I have not tried looking up online to see what other people are doing. I am just trying to list out some options.
An ideal situation is when the biller can send me an itemized bill in a format that is easily parseable. Quite a few vendors, especially due to online shopping and mCommerce, present an itemized bill to our emails. But they would send us out a PDF copy. I haven’t tried to parse those PDFs yet. If this works, then perhaps this is the best place to start. It might work because these PDFs are not scanned images and hence may have enough data to recover the text correctly. In fact, there is a python module to do this. It will leave us to handle a lot of post processing, but you can look at that as data science and maybe tools like pandas can simplify extracting structure from unstructured data. So, one possible direction: get itemized bills as PDF that can then be parsed for structure and data. There could be multiple parsers, almost one for each vendor.
But not all vendors send out PDF receipts/bills. And even when they do, I need to come up with extensive scripts (IFTTT type) to extract attachments from emails that are possibly receipts/bills and copy them somewhere accessible (Dropbox/icloud/google drive) and run relevant parsers to extract data into a database. At least, the latter is a possibility. But many vendors don’t send out PDFs. And with all the privacy issues around, people are not going to give their email addresses to every vendor out there. What guarantees that the emails won’t be sold to marketing/ad campaigns? None!

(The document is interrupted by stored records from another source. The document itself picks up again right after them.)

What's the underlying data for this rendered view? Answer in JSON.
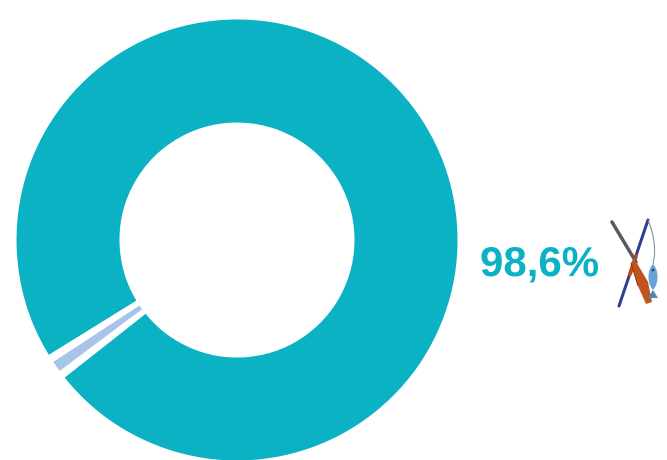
{
  "chart_data": {
    "type": "pie",
    "variant": "donut",
    "slices": [
      {
        "value": 98.6,
        "label": "98,6%",
        "color": "#0bb2c4"
      },
      {
        "value": 1.4,
        "color": "#a7c3e8"
      }
    ]
  },
  "annotation": {
    "label": "98,6%",
    "icon": "hunting-fishing-icon"
  },
  "colors": {
    "accent": "#0bb2c4",
    "secondary": "#a7c3e8",
    "background": "#ffffff"
  }
}
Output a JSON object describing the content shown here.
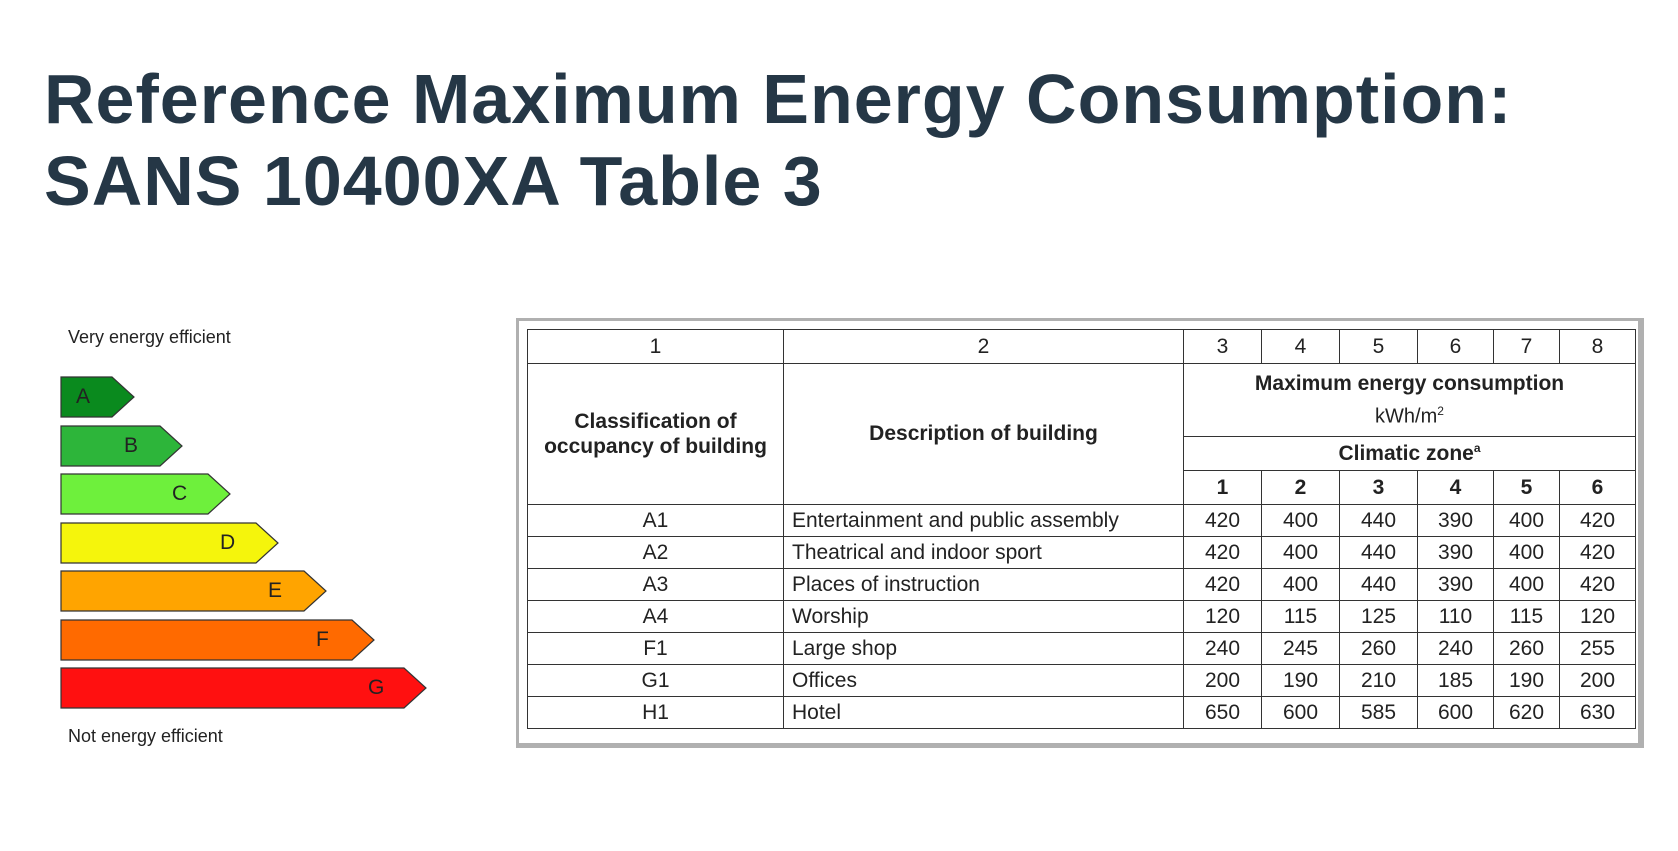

For vendors that cannot send out PDFs, there are two alternatives. One is scanning the receipts into an image and running variants of this receipt-parser. The other is more expensive but a nicer solution. First, the receipt parser direction needs a lot of customization. And some grocery receipts tend to be so long, getting them into a legible image is going to be a task. So parsing multiple such images and maintaining context is going to blow up the complexity of the script. But since this is entirely in our control, it is a workable solution.
The second alternative involves adding a small gadget to the receipt printer connection on the vendor’s side. A gadget that can sniff the data being sent to the receipt printer and stream it over Bluetooth or WiFi or NFC to a companion app. You may be able to pair them anonymously and temporarily so that the pairing does not automatically happen whenever you walk into the store leading to privacy concerns. The companion app receives the stream and generates a PDF that we can use just the same as PDFs generated by vendors. Or maybe we could add enough mojo to the app to parse the stream and generate an itemized/structured text or CSV that can easily feed into standard home budgeting or todo list apps. I personally like this approach since it involves technology, but I don’t know if we’ll be able to convince any vendor to buy another gadget to his billing lineup or to replace his receipt printer with something that simplifies receipt processing task for a small percentage of his consumers.
Bottomline: unless there is a good reason to have itemized bills shared over a paired secure connection, the only working solution to my problem is to parse PDFs in an extremely roundabout way. I wonder if there is a business hidden amidst all this.